Lehman Brothers Holdings Inc. Chief Executive Richard S. Fuld Jr., wearing tie, is heckled by protesters as he leaves Capitol Hill in Washington after testify before the House Oversight and Government Reform Committee Monday, Oct 6, 2008, on the collapse of Lehman Brothers. [Photo/Agencies]

Soon after the crisis erupted, the G20 countries embraced massive stimulus packages, unconventional monetary policies in the advanced economies, and major institutional efforts, such as the Dodd-Frank financial reform legislation in the United States and the Basel 3 initiative to strengthen banking standards. China's 4-trillion-yuan stimulus package, unveiled in November 2008, restored confidence in global commodity markets. Led by strong Chinese growth, emerging markets stabilized.

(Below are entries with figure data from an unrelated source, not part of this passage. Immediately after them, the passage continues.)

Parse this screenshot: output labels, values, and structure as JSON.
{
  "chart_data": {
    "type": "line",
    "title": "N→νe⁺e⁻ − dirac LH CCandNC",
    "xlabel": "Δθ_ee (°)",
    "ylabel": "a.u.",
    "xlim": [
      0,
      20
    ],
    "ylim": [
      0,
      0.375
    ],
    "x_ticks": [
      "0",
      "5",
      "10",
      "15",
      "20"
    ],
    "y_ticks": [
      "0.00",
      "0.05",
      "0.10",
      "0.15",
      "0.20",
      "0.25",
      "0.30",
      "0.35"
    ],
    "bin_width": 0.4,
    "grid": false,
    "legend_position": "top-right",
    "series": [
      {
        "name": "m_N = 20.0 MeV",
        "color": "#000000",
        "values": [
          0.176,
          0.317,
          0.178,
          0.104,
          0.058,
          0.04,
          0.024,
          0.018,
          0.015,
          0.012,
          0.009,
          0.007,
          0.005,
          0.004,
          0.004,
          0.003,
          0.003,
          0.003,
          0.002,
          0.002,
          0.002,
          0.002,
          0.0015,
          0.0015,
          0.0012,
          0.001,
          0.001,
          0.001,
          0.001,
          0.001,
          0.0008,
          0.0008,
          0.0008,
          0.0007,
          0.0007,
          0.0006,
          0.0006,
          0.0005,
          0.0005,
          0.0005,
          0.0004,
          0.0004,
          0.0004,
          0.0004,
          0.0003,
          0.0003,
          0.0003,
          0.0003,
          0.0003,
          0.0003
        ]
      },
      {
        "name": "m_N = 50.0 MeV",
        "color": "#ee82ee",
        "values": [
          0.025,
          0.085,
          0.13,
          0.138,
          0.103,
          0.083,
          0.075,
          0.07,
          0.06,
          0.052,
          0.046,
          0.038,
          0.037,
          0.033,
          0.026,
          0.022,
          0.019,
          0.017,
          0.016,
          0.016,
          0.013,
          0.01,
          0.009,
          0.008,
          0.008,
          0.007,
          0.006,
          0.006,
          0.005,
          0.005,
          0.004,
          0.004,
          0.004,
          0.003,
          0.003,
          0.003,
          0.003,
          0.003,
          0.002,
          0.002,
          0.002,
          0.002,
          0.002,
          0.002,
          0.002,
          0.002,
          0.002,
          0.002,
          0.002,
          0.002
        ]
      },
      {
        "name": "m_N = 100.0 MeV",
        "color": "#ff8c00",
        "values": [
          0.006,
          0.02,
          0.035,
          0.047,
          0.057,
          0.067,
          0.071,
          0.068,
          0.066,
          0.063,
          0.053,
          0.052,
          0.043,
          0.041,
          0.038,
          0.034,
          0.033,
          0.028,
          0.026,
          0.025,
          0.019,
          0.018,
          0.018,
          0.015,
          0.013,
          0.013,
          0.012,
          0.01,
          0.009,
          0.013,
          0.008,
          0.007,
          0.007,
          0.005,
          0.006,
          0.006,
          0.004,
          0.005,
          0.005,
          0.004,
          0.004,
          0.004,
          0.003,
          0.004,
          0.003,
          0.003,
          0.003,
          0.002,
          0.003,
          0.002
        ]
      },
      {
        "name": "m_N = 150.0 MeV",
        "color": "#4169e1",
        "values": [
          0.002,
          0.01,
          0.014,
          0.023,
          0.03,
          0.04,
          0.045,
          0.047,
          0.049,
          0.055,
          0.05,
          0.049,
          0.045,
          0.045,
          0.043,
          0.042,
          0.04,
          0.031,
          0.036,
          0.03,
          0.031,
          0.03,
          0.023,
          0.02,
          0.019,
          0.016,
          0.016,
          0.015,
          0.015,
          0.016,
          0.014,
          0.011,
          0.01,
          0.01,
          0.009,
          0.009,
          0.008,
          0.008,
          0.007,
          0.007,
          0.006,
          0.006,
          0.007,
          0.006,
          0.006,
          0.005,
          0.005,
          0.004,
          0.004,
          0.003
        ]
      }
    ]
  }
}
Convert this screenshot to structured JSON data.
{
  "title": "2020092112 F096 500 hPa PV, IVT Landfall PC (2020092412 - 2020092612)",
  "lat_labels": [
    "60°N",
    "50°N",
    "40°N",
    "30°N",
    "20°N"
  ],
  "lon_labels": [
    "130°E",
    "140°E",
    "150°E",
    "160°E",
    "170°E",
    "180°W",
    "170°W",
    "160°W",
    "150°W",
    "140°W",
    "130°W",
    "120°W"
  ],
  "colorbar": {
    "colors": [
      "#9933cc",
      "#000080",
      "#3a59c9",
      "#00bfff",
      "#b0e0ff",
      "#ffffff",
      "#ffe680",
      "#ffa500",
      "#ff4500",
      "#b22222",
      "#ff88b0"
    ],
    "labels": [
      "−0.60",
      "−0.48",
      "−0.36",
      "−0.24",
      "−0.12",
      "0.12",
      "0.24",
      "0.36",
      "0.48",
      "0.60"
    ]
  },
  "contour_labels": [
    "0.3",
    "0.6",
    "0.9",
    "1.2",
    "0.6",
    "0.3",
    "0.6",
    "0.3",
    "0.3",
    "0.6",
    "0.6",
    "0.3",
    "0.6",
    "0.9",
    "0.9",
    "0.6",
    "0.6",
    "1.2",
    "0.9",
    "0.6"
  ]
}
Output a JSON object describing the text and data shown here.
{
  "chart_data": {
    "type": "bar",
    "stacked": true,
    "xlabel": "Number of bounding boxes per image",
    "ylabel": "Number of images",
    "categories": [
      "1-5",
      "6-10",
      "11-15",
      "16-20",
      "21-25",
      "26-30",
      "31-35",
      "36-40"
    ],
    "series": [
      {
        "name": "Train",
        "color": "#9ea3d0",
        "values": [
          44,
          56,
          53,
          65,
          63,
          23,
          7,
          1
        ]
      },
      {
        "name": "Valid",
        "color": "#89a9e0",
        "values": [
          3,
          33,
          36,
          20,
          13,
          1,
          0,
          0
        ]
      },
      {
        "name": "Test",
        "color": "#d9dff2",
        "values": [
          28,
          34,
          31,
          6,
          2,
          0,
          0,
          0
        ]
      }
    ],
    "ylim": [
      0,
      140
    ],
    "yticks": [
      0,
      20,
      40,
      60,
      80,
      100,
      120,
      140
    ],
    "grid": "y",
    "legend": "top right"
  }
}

Since 2009, quantitative easing (QE) by the US Federal Reserve has resulted in record low interest rates around the world. But, while the resulting surge in capital flows to emerging markets stimulated economic growth, it also inflated asset bubbles.

Now, with the Fed publicly considering an end to its massive, open-ended purchases of long-term securities and foreign capital fleeing home from emerging markets, many fear that Asia's economies could come crashing down, as they did in the late 1990s. Leverage in some emerging markets' household and corporate sectors has reached record levels. China's annual economic growth has slowed to around 7.5 percent, while Indonesia and India - and, outside Asia, Brazil and South Africa - are experiencing sharp downward pressure on their exchange rates.